To understand both the parameter lets consider below case:
cuptiProfilerPushRange(“RangeA0”) // Push rangeA0 at nesting level 1
Launch kernel A
cuptiProfilerPushRange(“RangeB0”) // Push rangeB0 at nesting level 2
Launch kernel B0
cuptiProfilerPushRange(“RangeC0”) // Push rangeC0 at nesting level 3
Launch kernel C0
cuptiProfilerPopRange() // Pop rangeC0
cuptiProfilerPopRange() // Pop rangeB0
cuptiProfilerPushRange(“RangeB1”) // Push rangeB1 at nesting level 2
Launch kernel B1
cuptiProfilerPopRange() // Pop rangeB1
cuptiProfilerPopRange() // Pop rangeA0
We can visualize the range structure as tree where every range is a node,
A0
|----------B0
| |----------C0
|
|----------B1
^ ^ ^
(1) (2) (3) <----- Nesting Level
While profiling we have two specific parameters in the cuptiProfilerSetConfig API, minNestingLevel and numNestingLevel.

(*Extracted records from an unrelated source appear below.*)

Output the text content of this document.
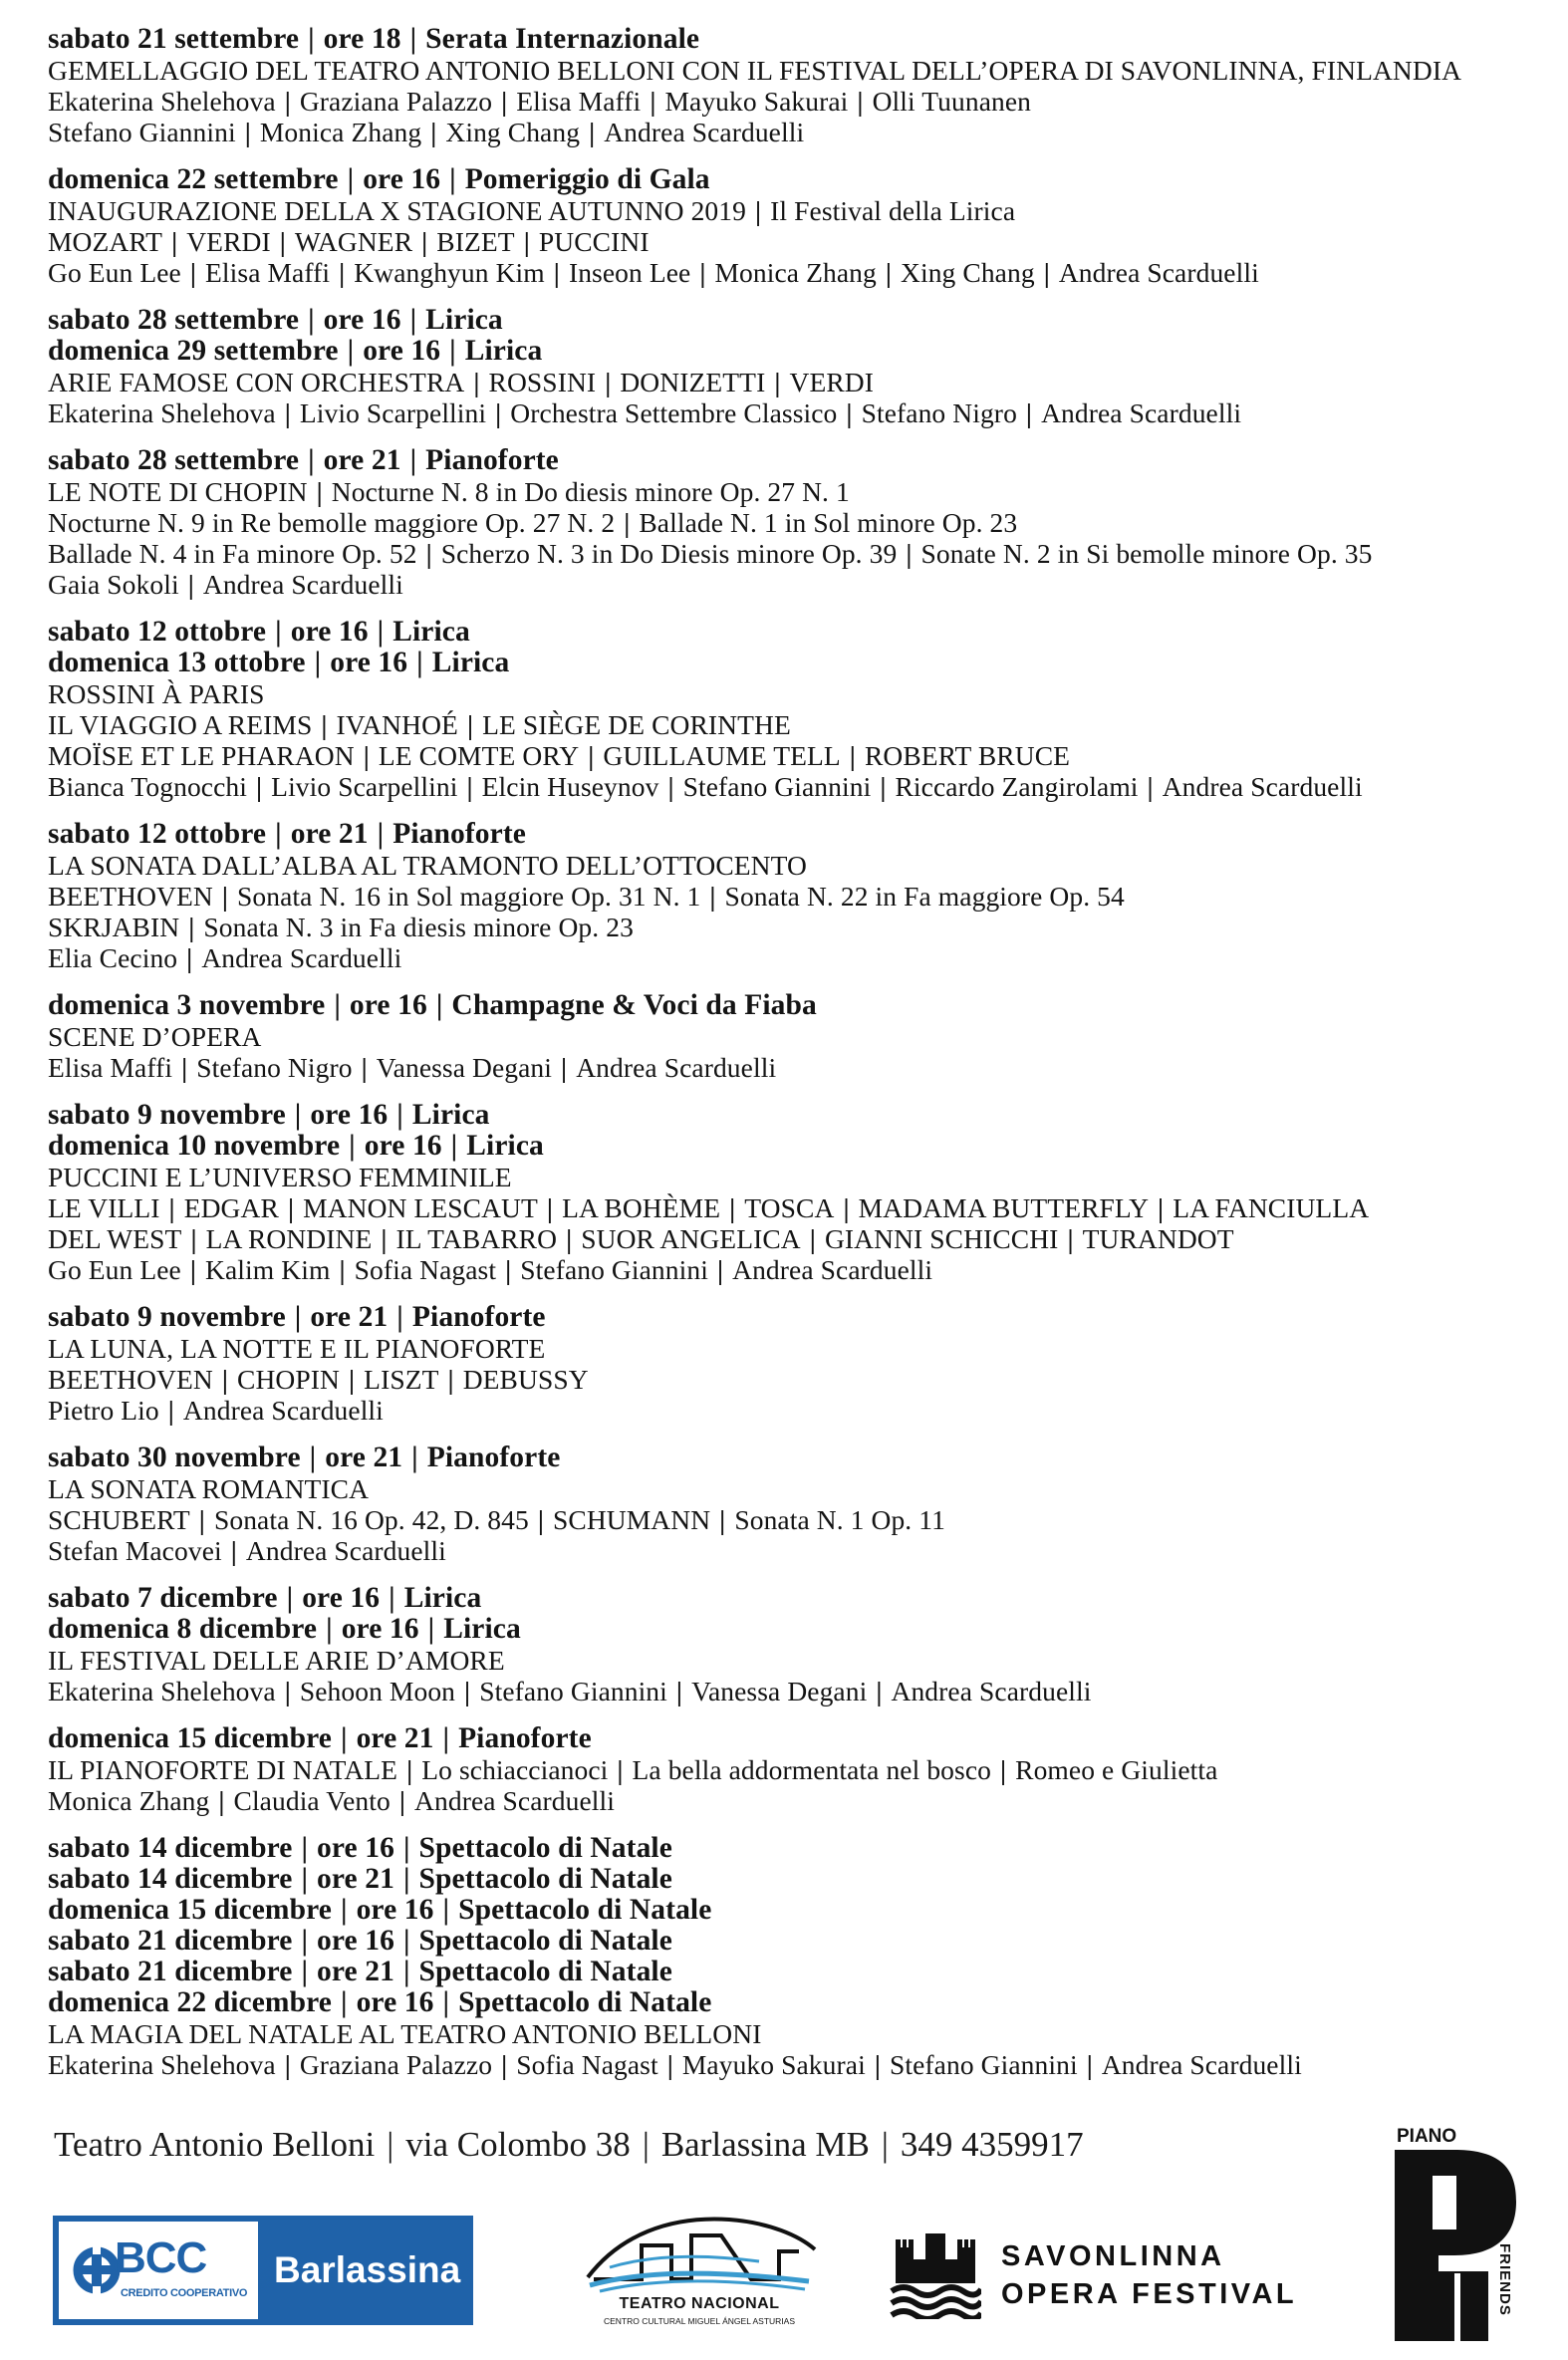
sabato 21 settembre | ore 18 | Serata Internazionale
GEMELLAGGIO DEL TEATRO ANTONIO BELLONI CON IL FESTIVAL DELL’OPERA DI SAVONLINNA, FINLANDIA
Ekaterina Shelehova | Graziana Palazzo | Elisa Maffi | Mayuko Sakurai | Olli Tuunanen
Stefano Giannini | Monica Zhang | Xing Chang | Andrea Scarduelli
domenica 22 settembre | ore 16 | Pomeriggio di Gala
INAUGURAZIONE DELLA X STAGIONE AUTUNNO 2019 | Il Festival della Lirica
MOZART | VERDI | WAGNER | BIZET | PUCCINI
Go Eun Lee | Elisa Maffi | Kwanghyun Kim | Inseon Lee | Monica Zhang | Xing Chang | Andrea Scarduelli
sabato 28 settembre | ore 16 | Lirica
domenica 29 settembre | ore 16 | Lirica
ARIE FAMOSE CON ORCHESTRA | ROSSINI | DONIZETTI | VERDI
Ekaterina Shelehova | Livio Scarpellini | Orchestra Settembre Classico | Stefano Nigro | Andrea Scarduelli
sabato 28 settembre | ore 21 | Pianoforte
LE NOTE DI CHOPIN | Nocturne N. 8 in Do diesis minore Op. 27 N. 1
Nocturne N. 9 in Re bemolle maggiore Op. 27 N. 2 | Ballade N. 1 in Sol minore Op. 23
Ballade N. 4 in Fa minore Op. 52 | Scherzo N. 3 in Do Diesis minore Op. 39 | Sonate N. 2 in Si bemolle minore Op. 35
Gaia Sokoli | Andrea Scarduelli
sabato 12 ottobre | ore 16 | Lirica
domenica 13 ottobre | ore 16 | Lirica
ROSSINI À PARIS
IL VIAGGIO A REIMS | IVANHOÉ | LE SIÈGE DE CORINTHE
MOÏSE ET LE PHARAON | LE COMTE ORY | GUILLAUME TELL | ROBERT BRUCE
Bianca Tognocchi | Livio Scarpellini | Elcin Huseynov | Stefano Giannini | Riccardo Zangirolami | Andrea Scarduelli
sabato 12 ottobre | ore 21 | Pianoforte
LA SONATA DALL’ALBA AL TRAMONTO DELL’OTTOCENTO
BEETHOVEN | Sonata N. 16 in Sol maggiore Op. 31 N. 1 | Sonata N. 22 in Fa maggiore Op. 54
SKRJABIN | Sonata N. 3 in Fa diesis minore Op. 23
Elia Cecino | Andrea Scarduelli
domenica 3 novembre | ore 16 | Champagne & Voci da Fiaba
SCENE D’OPERA
Elisa Maffi | Stefano Nigro | Vanessa Degani | Andrea Scarduelli
sabato 9 novembre | ore 16 | Lirica
domenica 10 novembre | ore 16 | Lirica
PUCCINI E L’UNIVERSO FEMMINILE
LE VILLI | EDGAR | MANON LESCAUT | LA BOHÈME | TOSCA | MADAMA BUTTERFLY | LA FANCIULLA
DEL WEST | LA RONDINE | IL TABARRO | SUOR ANGELICA | GIANNI SCHICCHI | TURANDOT
Go Eun Lee | Kalim Kim | Sofia Nagast | Stefano Giannini | Andrea Scarduelli
sabato 9 novembre | ore 21 | Pianoforte
LA LUNA, LA NOTTE E IL PIANOFORTE
BEETHOVEN | CHOPIN | LISZT | DEBUSSY
Pietro Lio | Andrea Scarduelli
sabato 30 novembre | ore 21 | Pianoforte
LA SONATA ROMANTICA
SCHUBERT | Sonata N. 16 Op. 42, D. 845 | SCHUMANN | Sonata N. 1 Op. 11
Stefan Macovei | Andrea Scarduelli
sabato 7 dicembre | ore 16 | Lirica
domenica 8 dicembre | ore 16 | Lirica
IL FESTIVAL DELLE ARIE D’AMORE
Ekaterina Shelehova | Sehoon Moon | Stefano Giannini | Vanessa Degani | Andrea Scarduelli
domenica 15 dicembre | ore 21 | Pianoforte
IL PIANOFORTE DI NATALE | Lo schiaccianoci | La bella addormentata nel bosco | Romeo e Giulietta
Monica Zhang | Claudia Vento | Andrea Scarduelli
sabato 14 dicembre | ore 16 | Spettacolo di Natale
sabato 14 dicembre | ore 21 | Spettacolo di Natale
domenica 15 dicembre | ore 16 | Spettacolo di Natale
sabato 21 dicembre | ore 16 | Spettacolo di Natale
sabato 21 dicembre | ore 21 | Spettacolo di Natale
domenica 22 dicembre | ore 16 | Spettacolo di Natale
LA MAGIA DEL NATALE AL TEATRO ANTONIO BELLONI
Ekaterina Shelehova | Graziana Palazzo | Sofia Nagast | Mayuko Sakurai | Stefano Giannini | Andrea Scarduelli
Teatro Antonio Belloni | via Colombo 38 | Barlassina MB | 349 4359917
BCC
CREDITO COOPERATIVO
Barlassina
TEATRO NACIONAL
CENTRO CULTURAL MIGUEL ÁNGEL ASTURIAS
SAVONLINNA
OPERA FESTIVAL
PIANO
FRIENDS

Case1, When minNestingLevel = 1 and numNestingLevel = 3 ← CUPTI will profile all the ranges.
Case2, When minNestingLevel = 1 and numNestingLevel = 2 ← CUPTI profile all the ranges in level 1 and 2 so C0 will be ignored.
Case 3, When minNestingLevel = 2 and numNestingLevel = 2 ← CUPTI will ignore all the ranges whose level is less than 2. So only B0, B1 and C0 will be profiled and A0 will be skipped.
Now CUpti_Profiler_CounterDataImageOptions
is used for creating the counter data image which stores the range data. For case 3, we can set maxNumRanges =3, as we are profiling 3 ranges but maxNumRangeTreeNodes will be 4. CUPTI checks if root node are available or not before profiling the child nodes. Based on the minNestingLevel value, CUPTI will skip the profiling but for creating the tree structure CUPTI need to know what is the maximum number of range tree nodes are there.
If you consider Case 2, both maxNumRanges and maxNumRangeTreeNodes will be 3.
Note that all the above concept are essential when we are doing nested range profiling. For Auto range profiling there is no nesting happens so both the parameters will be same which is equal to number of ranges / kernel launches (In Auto range each kernel is treated as a range) profiled.